Another reality is the shift of electronics industry growth to EC channels. Revenue from electronics and appliances on online platforms increased by over 40% last year and continues to grow at double-digit rates this year.

This places traditional chains under dual pressure: maintaining physical store networks while increasing investment in online channels to avoid falling behind. Not all businesses have the resources to pursue both fronts simultaneously.

Even leading chains are continuously reducing outlets, restructuring personnel, and adjusting business models, indicating the game has shifted from scale expansion to survival.
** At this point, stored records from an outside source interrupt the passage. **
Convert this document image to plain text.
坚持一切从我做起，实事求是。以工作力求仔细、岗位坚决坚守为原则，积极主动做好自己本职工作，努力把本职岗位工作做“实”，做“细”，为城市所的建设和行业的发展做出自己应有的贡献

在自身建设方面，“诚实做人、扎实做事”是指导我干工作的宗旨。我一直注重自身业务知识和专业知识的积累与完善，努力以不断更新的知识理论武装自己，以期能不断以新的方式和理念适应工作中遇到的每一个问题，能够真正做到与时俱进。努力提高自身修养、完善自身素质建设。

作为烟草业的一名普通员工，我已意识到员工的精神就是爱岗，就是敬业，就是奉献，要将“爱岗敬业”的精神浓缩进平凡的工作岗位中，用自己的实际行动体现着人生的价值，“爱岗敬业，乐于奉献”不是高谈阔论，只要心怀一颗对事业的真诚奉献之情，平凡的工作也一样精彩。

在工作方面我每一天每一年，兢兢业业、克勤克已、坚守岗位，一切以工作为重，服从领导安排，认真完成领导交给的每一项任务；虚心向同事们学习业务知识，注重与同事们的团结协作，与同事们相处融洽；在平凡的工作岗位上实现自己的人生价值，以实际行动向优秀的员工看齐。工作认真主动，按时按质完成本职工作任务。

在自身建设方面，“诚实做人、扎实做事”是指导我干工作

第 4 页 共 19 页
The Central Retail – Pico deal extends the harsh filtering process of the electronics market, where more and more enterprises and brands are exiting. The industry is returning to its essence with thin margins, high risks, and increasingly stringent operational requirements.

Even Central Retail, a conglomerate with a leading retail and commercial real estate ecosystem, having to withdraw shows that electronics retailing is no longer easy terrain. For Pico and remaining businesses, the challenge is not expansion at all costs but adaptability, agility, and aligning with consumer changes.

When even leading chains are reducing outlets, restructuring, and changing models, the market signals a shift from a scale race to a grueling test of endurance and long-term survival.